Già questo, di per sé e a mio avviso, è una nota altamente positiva. Infatti, uno dei limiti in cui incorre il nostro cinema, diciamo così medio quanto a impegno produttivo, è che si vuol far “ridere” ad ogni costo, basandosi quasi esclusivamente su attori già di successo tv a vocazione comica, su cui vengono cucite gag a volte riuscite e più spesso no. Ed è questa piatta  e suicida fissa, cui si somma, ma ne è anche una cortocircuitale causa-effetto, una vera e propria asfissia creativa, che sta portando in grave debolezza al botteghino l’intero cinema italiano.
La scelta della regista è stata più simile a quella del cinema americano: cioè di saper puntare su quella che chiamiamo la commedia sofisticata, genere che in Italia è pochissimo frequentato. In questo va dato atto ai produttori – F. Cima, N. Giuliano, A. Occhipinti – di aver avuto lungimiranza. Del resto i pubblici italiani avevano gradito il precedente “Viaggio sola” (‘13), che, inaspettatamente, ebbe un discreto successo anche al box office.
La sophisticated comedy per poter “prendere” ha bisogno di una situazione di partenza che sia psicologicamente forte e umanamente e socialmente credibile. Ma anche di attori che ne sappiano rendere le varie e spesso complesse sfumature comportamentali, e le loro conseguenze emotive, indagate con chiarezza e attenzione. E qui il casting è stato perfetto.
Margherita Buy si trova ad essere un po’ la santina infilzata della commedia d’autore italiana, perché pare che obbedisca a ruoli sempre simili – pur essendo donna e attrice versatile e spiritosa – ma ha trovato la giusta alchimia con  Sabrina Ferilli.
A costei la “carnanza” della sua fisicità trova una cifra di vivace e varia espressività, mai sopra le righe. E che sa esplorare anche tonalità concentrate e sofferte. La Buy è ovviamente Federica: il suo aplomb borghese è reso con chiara – e non moralistica – ed elegante, talvolta algida semplicità. Ma anche le sue irresolutezze e fragilità.
Però il percorso di vita che lei ha iniziato con consapevole ricerca è avviato ineludibilmente grazie all’incontro con Marina: e questo “gira” dentro di lei. E benché abbia cercato alternative, s’impone con la chiarezza di quelle evidenze sentimentali che rendono l’universo femminile più radioso e stabile.
Marina è donna forte che viene dal popolo: ma anche questa definizione non è resa con oppressivo schematismo.

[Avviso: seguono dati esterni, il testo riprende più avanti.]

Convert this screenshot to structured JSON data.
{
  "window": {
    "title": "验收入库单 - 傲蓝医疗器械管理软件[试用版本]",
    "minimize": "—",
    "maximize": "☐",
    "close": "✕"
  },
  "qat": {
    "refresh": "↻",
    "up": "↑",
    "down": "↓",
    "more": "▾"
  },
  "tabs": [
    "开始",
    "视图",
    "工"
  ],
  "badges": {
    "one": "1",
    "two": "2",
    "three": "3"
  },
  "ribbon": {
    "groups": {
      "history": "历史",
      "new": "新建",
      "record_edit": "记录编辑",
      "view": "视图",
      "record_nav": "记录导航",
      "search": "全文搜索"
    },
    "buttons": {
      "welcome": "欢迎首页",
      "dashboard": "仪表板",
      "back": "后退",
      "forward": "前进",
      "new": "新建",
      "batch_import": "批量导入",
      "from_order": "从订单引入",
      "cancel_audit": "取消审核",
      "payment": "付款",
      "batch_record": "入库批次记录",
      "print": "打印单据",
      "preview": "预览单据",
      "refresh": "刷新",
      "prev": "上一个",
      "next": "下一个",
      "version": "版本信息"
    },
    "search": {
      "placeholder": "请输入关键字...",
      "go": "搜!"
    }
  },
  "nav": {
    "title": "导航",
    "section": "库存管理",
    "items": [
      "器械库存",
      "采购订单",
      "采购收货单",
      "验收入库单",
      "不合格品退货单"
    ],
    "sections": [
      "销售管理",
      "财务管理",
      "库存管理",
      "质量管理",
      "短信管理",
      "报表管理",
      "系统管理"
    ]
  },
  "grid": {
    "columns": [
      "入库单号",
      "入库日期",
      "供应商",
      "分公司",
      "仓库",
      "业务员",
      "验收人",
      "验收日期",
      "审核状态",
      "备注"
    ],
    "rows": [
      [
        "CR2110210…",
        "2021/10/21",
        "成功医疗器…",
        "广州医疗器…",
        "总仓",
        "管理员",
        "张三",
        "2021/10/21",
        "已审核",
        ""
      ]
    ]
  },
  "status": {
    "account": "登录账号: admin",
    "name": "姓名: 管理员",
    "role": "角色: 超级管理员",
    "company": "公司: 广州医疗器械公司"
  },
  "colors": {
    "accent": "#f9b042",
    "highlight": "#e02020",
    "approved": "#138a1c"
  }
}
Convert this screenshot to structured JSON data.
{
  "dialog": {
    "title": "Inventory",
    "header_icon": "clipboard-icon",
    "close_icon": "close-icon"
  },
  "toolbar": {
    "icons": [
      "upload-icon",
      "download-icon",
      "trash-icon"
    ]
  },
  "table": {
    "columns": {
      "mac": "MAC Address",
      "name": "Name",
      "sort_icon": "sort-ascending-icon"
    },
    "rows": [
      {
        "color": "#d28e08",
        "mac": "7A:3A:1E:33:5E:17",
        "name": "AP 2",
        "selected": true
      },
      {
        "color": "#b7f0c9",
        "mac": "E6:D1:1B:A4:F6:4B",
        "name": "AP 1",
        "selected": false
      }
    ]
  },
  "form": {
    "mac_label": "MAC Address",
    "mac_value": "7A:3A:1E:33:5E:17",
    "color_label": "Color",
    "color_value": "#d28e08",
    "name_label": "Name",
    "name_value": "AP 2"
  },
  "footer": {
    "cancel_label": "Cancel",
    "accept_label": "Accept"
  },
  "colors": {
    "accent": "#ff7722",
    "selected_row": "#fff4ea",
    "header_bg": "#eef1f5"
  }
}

Il suo intelligente porsi rispetto alla vita è stata oggetto di analisi impietose, ma vere: ad esempio sul suo limitato talento d’attrice.
Ma questo le permette un approccio alla sfera sentimentale più intenso, lucido, coinvolto e sicuro. Perciò il suo darsi a Federica è pieno di vitale desiderio, delicate sfumature, di saggia e non paternalistica indulgenza: perché sa andare nel profondo.
E, bisogna dire, la Ferilli gestisce questo tipo di gestualità con sereno e totale controllo: lo stesso che ha dato al suo personaggio di Ramona in “La grande bellezza” di Paolo Sorrentino (‘13) lo spessore di un’intensa, sensuale quanto sottesa drammaticità.
Ma le due, per quanto brave, avrebbero girato a vuoto se non fossero state condotte da una sceneggiatura perfetta, attenta a cogliere le sfumature, in dialoghi mai autoreferenziali, ma sempre accortamente connessi alle tonalità gestuali. Ad esempio: quando la Buy è sorpresa nell’appartamento matrimoniale, dopo che se n’era andata con lo charmant  dentista, lo scambio di battute è leggero, e lascia lo spazio ai silenzi, segno di incertezze e di ricerca entro se stessa.
La foto è di Arnaldo Catinari, uno dei più bravi e versatili direttori della fotografia italiana, che accompagna con gusto e luminosità il vivere di queste due splendide persone.